Bien entendu, le gouvernement connaît largement ces informations qui n'excusent peut-être pas le comportement des jeunes mais mettent en question la politique des gouvernements de droite et de gauche…
Manuel Valls a raison, comprendre ou ne pas comprendre ne change pas beaucoup le comportement des gouvernements.
Les gouvernements, d'hier et d’aujourd’hui, connaissent très bien les taux d’abstentions à toutes les élections qui sont particulièrement élevés chez les jeunes qui estiment - à tort ? - que le monde politique, journalistes et politiciens confondus, est à des années-lumière de leurs préoccupations. Aux dernières élections régionales, le premier parti de France était celui des abstentionnistes : 50 %. Mais concernant les 18-24 ans, il était de 64 % et les 25-34 ans, 65 %. Les ouvriers sont aussi les plus touchés par abstention : 61 %
Certains politiques ont trouvé le remède : rendre le vote obligatoire ! Sauf que lorsqu'ils votent, les jeunes comme les ouvriers votent plus que les autres pour les partis de contestation que pour les partis de gouvernement.
Dans cette « démocratie représentative », une bonne partie de la population n'est pas représentée au Parlement, se sent exclue. Et ce n'est qu'une petite minorité qui vote pour les partis de gouvernement.
Il est certain que les choses vont changer profondément lors de la prochaine élection présidentielle. Qui se prépare déjà. A droite comme à gauche, dans la presse écrite ou radio-télévisée, cette élection est d'une actualité permanente. Dans la primaire de droite, dans la primaire de gauche, les paris couplés ou gagnants sont ouverts. Mais la politique ? Le sort des jeunes ?
Dérisoire !
A cela, va, probablement, s'ajouter le débat sur l'Union européenne. Avec l'affrontent de ceux qui veulent en sortir ou non mais, au Royaume-Uni, le cafouillage touche aussi bien ceux qui sont pour le Brexit que ceux qui sont contre. La confusion est moins spectaculaire en France et dans l'Europe mais tout aussi importante. Ceux qui veulent continuer l'aventure européenne vont parler de réformes comme ils l'ont toujours fait, comme en 1992 ou en 2005, au moment des référendums, sans que les choses s’améliorent beaucoup, car la politique économique n'a rien changé pour les couches sociales les plus défavorisées.

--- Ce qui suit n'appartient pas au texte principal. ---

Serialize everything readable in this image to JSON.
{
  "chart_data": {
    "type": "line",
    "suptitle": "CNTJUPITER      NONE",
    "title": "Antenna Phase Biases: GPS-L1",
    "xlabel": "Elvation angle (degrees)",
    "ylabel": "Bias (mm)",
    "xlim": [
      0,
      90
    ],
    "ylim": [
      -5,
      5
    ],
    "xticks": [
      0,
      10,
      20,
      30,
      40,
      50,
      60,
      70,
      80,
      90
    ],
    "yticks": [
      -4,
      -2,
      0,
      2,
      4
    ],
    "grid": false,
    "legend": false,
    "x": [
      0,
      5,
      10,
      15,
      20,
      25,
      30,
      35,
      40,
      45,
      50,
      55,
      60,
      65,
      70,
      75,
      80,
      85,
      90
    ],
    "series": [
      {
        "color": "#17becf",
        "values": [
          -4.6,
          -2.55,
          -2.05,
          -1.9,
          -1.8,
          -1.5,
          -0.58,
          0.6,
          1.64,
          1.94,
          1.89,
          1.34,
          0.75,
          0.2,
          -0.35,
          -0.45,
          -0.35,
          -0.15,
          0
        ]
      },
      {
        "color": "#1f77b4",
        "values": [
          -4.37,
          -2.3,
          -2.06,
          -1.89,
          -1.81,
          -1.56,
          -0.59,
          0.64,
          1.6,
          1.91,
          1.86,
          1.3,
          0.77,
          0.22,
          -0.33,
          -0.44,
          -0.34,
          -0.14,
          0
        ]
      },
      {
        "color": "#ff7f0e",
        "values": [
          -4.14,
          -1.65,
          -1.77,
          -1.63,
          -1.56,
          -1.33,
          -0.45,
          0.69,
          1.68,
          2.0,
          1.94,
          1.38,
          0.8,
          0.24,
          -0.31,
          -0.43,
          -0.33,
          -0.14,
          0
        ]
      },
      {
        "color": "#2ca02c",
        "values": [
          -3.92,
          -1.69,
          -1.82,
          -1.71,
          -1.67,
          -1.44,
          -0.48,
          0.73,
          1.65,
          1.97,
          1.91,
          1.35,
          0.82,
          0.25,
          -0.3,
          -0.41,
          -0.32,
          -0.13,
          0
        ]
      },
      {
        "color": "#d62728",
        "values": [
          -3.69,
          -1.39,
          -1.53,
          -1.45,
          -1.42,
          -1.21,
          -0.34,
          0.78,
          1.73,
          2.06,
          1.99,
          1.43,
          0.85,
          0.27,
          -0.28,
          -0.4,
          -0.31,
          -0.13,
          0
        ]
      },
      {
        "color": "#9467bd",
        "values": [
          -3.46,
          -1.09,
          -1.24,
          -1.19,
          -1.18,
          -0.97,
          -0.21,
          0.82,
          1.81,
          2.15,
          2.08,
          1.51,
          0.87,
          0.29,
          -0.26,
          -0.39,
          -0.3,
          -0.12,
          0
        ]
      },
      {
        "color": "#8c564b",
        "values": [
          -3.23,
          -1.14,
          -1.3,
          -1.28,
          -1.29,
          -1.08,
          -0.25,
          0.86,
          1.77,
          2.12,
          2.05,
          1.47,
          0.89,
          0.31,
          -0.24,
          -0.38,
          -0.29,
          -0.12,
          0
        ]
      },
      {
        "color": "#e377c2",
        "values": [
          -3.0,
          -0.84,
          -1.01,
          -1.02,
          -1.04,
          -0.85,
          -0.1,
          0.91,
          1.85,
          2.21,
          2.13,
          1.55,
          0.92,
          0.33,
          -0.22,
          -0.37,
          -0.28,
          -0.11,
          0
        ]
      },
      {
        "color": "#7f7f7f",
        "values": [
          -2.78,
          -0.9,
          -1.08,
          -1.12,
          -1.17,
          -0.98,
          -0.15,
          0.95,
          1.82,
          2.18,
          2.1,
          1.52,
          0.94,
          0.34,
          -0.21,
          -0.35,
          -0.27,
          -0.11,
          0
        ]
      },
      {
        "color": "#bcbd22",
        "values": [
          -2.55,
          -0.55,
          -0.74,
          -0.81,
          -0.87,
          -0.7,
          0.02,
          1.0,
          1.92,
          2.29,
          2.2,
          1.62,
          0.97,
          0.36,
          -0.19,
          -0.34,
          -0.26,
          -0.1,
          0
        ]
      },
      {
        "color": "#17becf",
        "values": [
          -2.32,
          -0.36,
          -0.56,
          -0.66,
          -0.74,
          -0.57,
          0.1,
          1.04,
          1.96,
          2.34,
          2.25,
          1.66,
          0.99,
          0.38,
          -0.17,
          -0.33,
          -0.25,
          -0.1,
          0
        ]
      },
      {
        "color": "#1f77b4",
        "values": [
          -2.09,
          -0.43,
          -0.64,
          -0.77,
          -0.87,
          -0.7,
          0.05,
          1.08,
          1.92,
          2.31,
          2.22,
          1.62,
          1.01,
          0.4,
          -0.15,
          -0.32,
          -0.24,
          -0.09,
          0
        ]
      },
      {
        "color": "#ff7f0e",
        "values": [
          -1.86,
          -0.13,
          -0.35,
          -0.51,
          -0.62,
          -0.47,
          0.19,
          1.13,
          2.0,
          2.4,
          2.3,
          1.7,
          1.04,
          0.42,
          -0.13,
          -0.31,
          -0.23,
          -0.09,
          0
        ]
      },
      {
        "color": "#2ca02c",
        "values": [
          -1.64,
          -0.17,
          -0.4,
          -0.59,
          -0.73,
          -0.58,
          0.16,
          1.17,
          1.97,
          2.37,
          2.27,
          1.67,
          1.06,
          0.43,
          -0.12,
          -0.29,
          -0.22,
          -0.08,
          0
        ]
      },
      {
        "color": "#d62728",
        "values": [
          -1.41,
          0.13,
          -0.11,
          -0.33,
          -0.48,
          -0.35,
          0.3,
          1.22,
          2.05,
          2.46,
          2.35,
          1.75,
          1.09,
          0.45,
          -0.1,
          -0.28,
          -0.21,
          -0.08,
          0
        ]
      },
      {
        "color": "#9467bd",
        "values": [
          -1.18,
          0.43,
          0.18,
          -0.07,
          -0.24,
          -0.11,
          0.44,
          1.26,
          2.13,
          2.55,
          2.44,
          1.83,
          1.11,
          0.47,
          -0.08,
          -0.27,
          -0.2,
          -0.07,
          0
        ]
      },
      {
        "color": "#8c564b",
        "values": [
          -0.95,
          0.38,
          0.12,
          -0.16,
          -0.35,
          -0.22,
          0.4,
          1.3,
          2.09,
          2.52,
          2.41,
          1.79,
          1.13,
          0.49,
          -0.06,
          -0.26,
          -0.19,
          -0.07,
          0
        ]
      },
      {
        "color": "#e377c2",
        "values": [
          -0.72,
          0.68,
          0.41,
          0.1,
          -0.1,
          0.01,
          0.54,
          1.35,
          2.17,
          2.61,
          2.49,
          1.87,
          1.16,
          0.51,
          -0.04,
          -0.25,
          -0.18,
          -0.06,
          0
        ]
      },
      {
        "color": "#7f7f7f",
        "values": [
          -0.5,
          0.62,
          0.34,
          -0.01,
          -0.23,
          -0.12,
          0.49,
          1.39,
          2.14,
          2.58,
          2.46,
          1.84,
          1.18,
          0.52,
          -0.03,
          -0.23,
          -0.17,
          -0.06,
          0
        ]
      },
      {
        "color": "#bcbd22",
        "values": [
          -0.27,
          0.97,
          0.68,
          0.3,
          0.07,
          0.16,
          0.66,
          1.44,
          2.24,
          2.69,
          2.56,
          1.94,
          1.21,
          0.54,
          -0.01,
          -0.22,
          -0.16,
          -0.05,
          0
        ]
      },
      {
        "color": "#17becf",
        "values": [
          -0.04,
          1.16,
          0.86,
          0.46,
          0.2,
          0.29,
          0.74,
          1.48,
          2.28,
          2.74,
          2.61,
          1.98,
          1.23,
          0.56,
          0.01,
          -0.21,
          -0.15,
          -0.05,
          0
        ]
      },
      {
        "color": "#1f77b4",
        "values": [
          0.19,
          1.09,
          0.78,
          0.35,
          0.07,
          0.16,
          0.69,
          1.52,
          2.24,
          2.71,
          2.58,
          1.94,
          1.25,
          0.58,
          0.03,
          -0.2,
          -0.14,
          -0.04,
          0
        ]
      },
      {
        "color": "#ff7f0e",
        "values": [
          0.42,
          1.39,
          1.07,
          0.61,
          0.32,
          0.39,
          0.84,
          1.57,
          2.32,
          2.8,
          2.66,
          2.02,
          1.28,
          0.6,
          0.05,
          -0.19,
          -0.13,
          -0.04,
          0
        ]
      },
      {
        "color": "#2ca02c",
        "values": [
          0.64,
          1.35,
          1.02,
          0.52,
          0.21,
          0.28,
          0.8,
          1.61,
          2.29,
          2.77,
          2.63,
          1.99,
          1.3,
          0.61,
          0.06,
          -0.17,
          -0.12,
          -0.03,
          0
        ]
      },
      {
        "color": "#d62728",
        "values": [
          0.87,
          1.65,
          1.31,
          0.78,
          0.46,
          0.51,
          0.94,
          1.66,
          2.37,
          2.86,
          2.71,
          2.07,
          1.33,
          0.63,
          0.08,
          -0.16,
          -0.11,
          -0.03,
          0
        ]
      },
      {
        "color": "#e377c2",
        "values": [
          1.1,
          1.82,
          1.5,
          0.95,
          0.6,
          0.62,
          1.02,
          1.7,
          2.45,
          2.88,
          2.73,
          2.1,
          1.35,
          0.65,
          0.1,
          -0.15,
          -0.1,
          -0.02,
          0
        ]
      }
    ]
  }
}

Les « casseurs » et les « radicalisés » ne sont que la pointe extrême d'une jeunesse dont la majorité ne se voit aucun avenir, que les politiques abandonnent sans scrupule à tous les niveaux économique, social, politique… Quand on ne voit pas d'avenir possible, la tentative est grande du retour à un passé mythifié, national ou religieux.
Qui peut s'enthousiasmer, même légèrement, pour la « politique réelle », comme on dit « socialisme réel » quand on voit ce qui se passe au niveau de la politique nationale ou européenne ? Il n'y a pas là de quoi donner un sens à la vie des jeunes… et de bien d'autres.